Denali Therapeutics (NASDAQ: DNLI) reported positive interim results from its Phase 1/2 study of ETV:IDS (DNL310), a treatment for Hunter syndrome (MPS II). Findings showed a rapid reduction of heparan sulfate levels in cerebrospinal fluid (CSF) and significant clinical improvements in symptoms, cognitive and physical abilities. Safety data indicated a profile consistent with standard enzyme replacement therapy, with infusion-related reactions being the most common adverse events. Denali plans to initiate a pivotal Phase 2/3 study in the first half of 2022, indicating strong forward momentum for DNL310.
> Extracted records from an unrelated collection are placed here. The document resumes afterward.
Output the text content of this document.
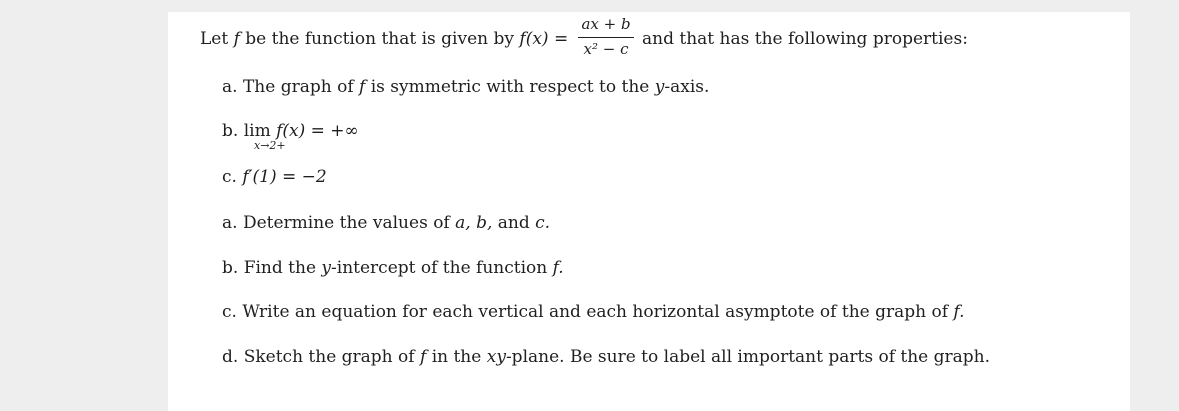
Let f be the function that is given by f(x) =
ax + b
x² − c and that has the following properties:
a. The graph of f is symmetric with respect to the y-axis.
b. lim f(x) = +∞
x→2+
c. f′(1) = −2
a. Determine the values of a, b, and c.
b. Find the y-intercept of the function f.
c. Write an equation for each vertical and each horizontal asymptote of the graph of f.
d. Sketch the graph of f in the xy-plane. Be sure to label all important parts of the graph.
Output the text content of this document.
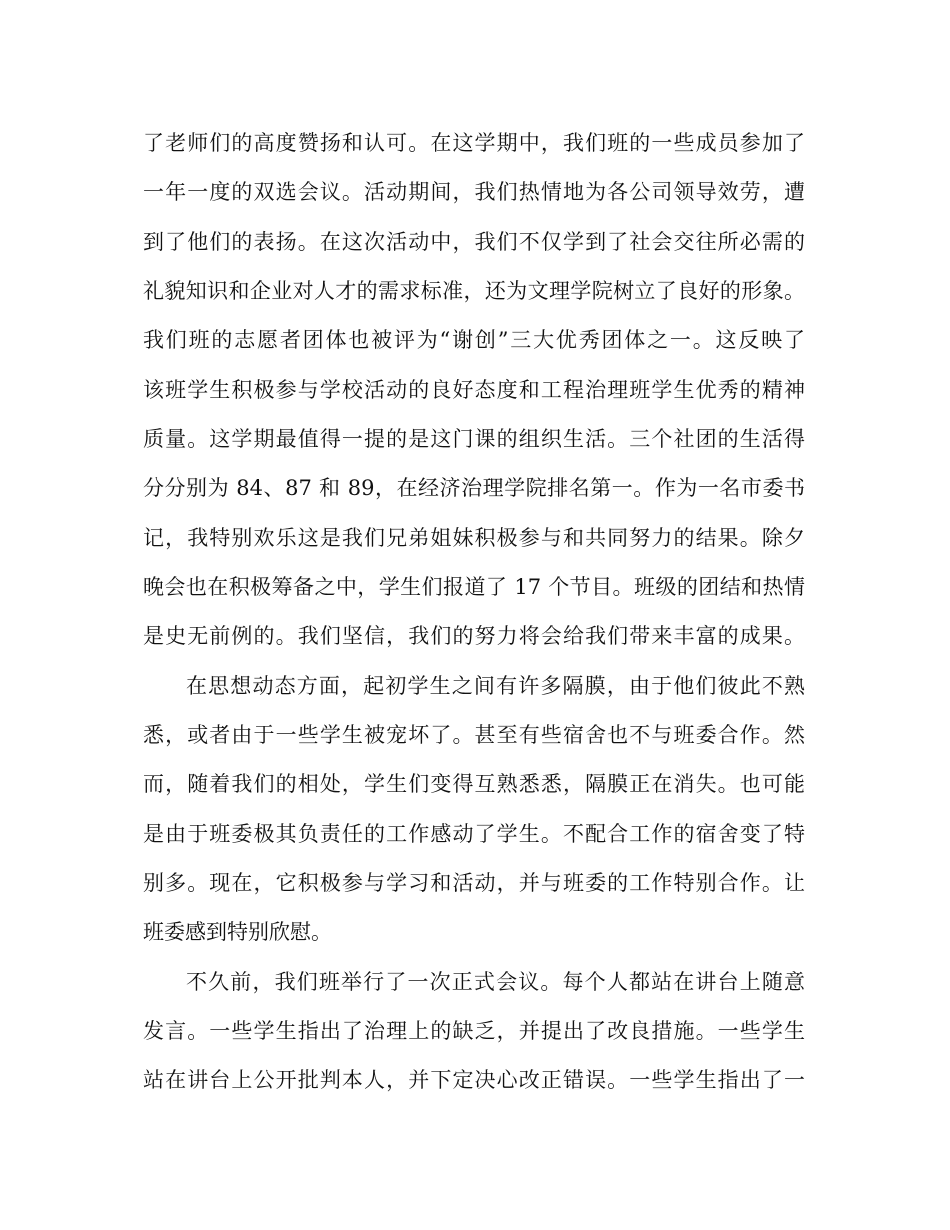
了老师们的高度赞扬和认可。在这学期中，我们班的一些成员参加了
一年一度的双选会议。活动期间，我们热情地为各公司领导效劳，遭
到了他们的表扬。在这次活动中，我们不仅学到了社会交往所必需的
礼貌知识和企业对人才的需求标准，还为文理学院树立了良好的形象。
我们班的志愿者团体也被评为“谢创”三大优秀团体之一。这反映了
该班学生积极参与学校活动的良好态度和工程治理班学生优秀的精神
质量。这学期最值得一提的是这门课的组织生活。三个社团的生活得
分分别为 84、87 和 89，在经济治理学院排名第一。作为一名市委书
记，我特别欢乐这是我们兄弟姐妹积极参与和共同努力的结果。除夕
晚会也在积极筹备之中，学生们报道了 17 个节目。班级的团结和热情
是史无前例的。我们坚信，我们的努力将会给我们带来丰富的成果。
在思想动态方面，起初学生之间有许多隔膜，由于他们彼此不熟
悉，或者由于一些学生被宠坏了。甚至有些宿舍也不与班委合作。然
而，随着我们的相处，学生们变得互熟悉悉，隔膜正在消失。也可能
是由于班委极其负责任的工作感动了学生。不配合工作的宿舍变了特
别多。现在，它积极参与学习和活动，并与班委的工作特别合作。让
班委感到特别欣慰。
不久前，我们班举行了一次正式会议。每个人都站在讲台上随意
发言。一些学生指出了治理上的缺乏，并提出了改良措施。一些学生
站在讲台上公开批判本人，并下定决心改正错误。一些学生指出了一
Denali Therapeutics (NASDAQ: DNLI) announced its participation in the MPS 2021 symposium, showcasing DNL310, an innovative brain-penetrant enzyme replacement therapy for Hunter syndrome. The company will present interim 24-week results from a Phase 1/2 study on July 25, 2021, followed by a webinar for analysts and investors. DNL310 aims to address the limitations of current treatments that don't effectively cross the blood-brain barrier. Denali's research efforts are significant for patients and families affected by this rare disease.
Denali Therapeutics (NASDAQ: DNLI) announced that its partner Sanofi has begun dosing in a Phase 2 trial of DNL758 for cutaneous lupus erythematosus (CLE). This small molecule inhibitor targets RIPK1, a protein involved in inflammation regulation. Denali will receive a $15 million milestone payment for this study, while Sanofi handles all development costs. Denali's collaboration with Sanofi, initiated in October 2018, aims to develop various RIPK1 inhibitors for neurodegenerative diseases. The trial results could significantly impact both companies' future prospects.
Denali Therapeutics Inc. (NASDAQ: DNLI) reported its Q1 2021 financial results, showing a net loss of $70 million, up from $56.8 million in Q1 2020.
Collaboration revenue increased to $7.9 million, driven by a rise in partnered program costs. R&D expenses rose to $60.2 million, influenced by higher personnel costs and pipeline investments. However, G&A expenses also increased to $18.9 million. Denali's cash position remains robust at $1.45 billion as of March 31, 2021. Key milestones were achieved for DNL310 in Hunter syndrome and DNL151 for Parkinson's, with several ongoing clinical studies.